Introduction  EnglishFrançaisDeutsch
The Piano Concerto No 3 in E flat major was composed just two years after No 2 and also had its premiere in Australia (in June 1964 by John Ogdon, the dedicatee, and the Sydney Symphony Orchestra conducted by Joseph Post). The work was commissioned by the Australian Broadcasting Commission and the Australasian Performing Right Association and was later made into the ballet Have steps will travel, which was choreographed for the National Ballet of Canada by John Alleyne and first performed in 1988. The third concerto is the largest—and in many respects the most complex—of Williamson’s piano concertos. He chose to write it in four movements in order to avoid scherzo-like figurations in the outer movements and to balance out the substantial slow movement, which he felt would otherwise ‘up-end its neighbours’.
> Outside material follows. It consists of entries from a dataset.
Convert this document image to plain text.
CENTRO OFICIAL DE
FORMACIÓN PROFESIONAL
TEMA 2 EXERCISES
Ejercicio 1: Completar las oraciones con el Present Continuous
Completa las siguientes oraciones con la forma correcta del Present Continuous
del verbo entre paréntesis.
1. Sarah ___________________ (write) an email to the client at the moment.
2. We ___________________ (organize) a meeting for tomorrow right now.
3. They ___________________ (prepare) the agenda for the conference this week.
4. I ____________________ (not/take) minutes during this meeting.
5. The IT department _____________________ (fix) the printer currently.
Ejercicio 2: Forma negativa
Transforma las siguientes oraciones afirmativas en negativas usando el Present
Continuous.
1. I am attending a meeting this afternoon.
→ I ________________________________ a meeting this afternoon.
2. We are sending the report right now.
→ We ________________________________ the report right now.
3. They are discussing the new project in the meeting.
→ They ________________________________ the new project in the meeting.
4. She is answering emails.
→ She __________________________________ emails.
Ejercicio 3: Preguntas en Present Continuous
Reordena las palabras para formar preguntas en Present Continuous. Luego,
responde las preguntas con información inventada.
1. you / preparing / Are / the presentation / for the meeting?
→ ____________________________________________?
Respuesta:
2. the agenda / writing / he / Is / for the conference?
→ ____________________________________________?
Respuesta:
The thematic material of the entire concerto derives from the interval of a perfect fifth and a selection of the intervallic relationships that fall within this interval. This creates a coherent relationship between each of the movements, helping to fuse together materials of widely disparate styles. The opening Toccata, marked Allegro, is so-named because of its motoric rhythms and the varied types of keyboard touch required of the pianist. It is in the traditional bravura style associated with the form and features two clearly contrasted themes that are in themselves related intervallically. The virtuosic second movement is a brilliant scherzo, marked Allegro (Allegretto), that features unconventional time signatures such as 11/16 and 10/16 and shifting divisions of the bar. In contrast, the slow third movement (Molto largo e cantando) does not stray from its basic 3/2 time signature. It is cast as a set of variations on a gentle cantilena theme played at the outset by the piano, with a cadenza inserted before the final variation. The finale (Ben allegro) is again rhythmically elaborate, but is more obviously melodic and extroverted in character than the first movement, as—in Williamson’s words—‘the piano engages a more buoyant orchestra in a combative dance’.